Merge Join Vs Stream lookup in Pentaho DI
It joins two data sets which are coming from two table Inputs. In this steps the below Types of Joins are available:
- FULL OUTER: all rows from both sources will be included in the result, with empty values for non-matching keys in both data streams
- LEFT OUTER: all rows from the first source will be in the result, with empty values for non-matching keys in the second data stream
- RIGHT OUTER: all rows from the second source will be in the result, with empty values for non-matching keys in the first data stream
- INNER JOIN: only rows having the same key in both sources will be included in the result
Note: In this step rows are expected in to be sorted on the specified key fields. When using the Sort step, this works fine.
The Stream lookup step type allows you to look up data using information coming from other steps in the transformation. The data coming from the Source step is first read into memory and is then used to look up data from the main stream.
Preserve memory: Encodes rows of data to preserve memory while sorting. (Technical background: Kettle will store the lookup data as raw bytes in a custom storage object that uses a hashcode of the bytes as the key. More CPU cost related to calculating the hashcode, less memory needed.)
Key and value are exactly one integer field: Preserves memory while executing a sort by . Note: Works only when “Preserve memory” is checked. Cannot be combined with the “Use sorted list” option.

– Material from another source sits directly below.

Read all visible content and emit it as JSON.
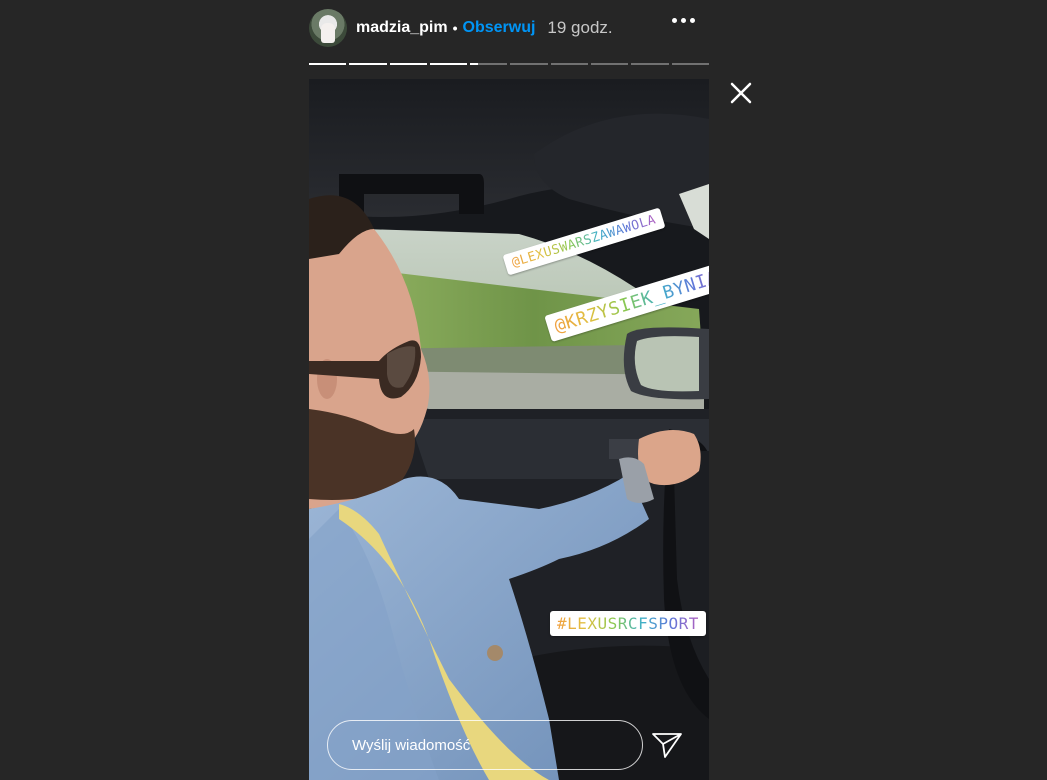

(Technical background: The lookup data is stored in a custom storage object that is similar to the byte array hashmap, but it doesn’t have to convert to raw bytes. It just takes a hashcode of the long.)
Use sorted list: Enable to store values using a sorted list; this provides better memory usage when working with data sets containing wide row. Note: Works only when “Preserve memory” is checked. Cannot be combined with the “Key and value are exactly one integer field” option. (Technical background: the lookup data is put into a tuple and stored in a sorted list. Lookups are done via a binary tree search.)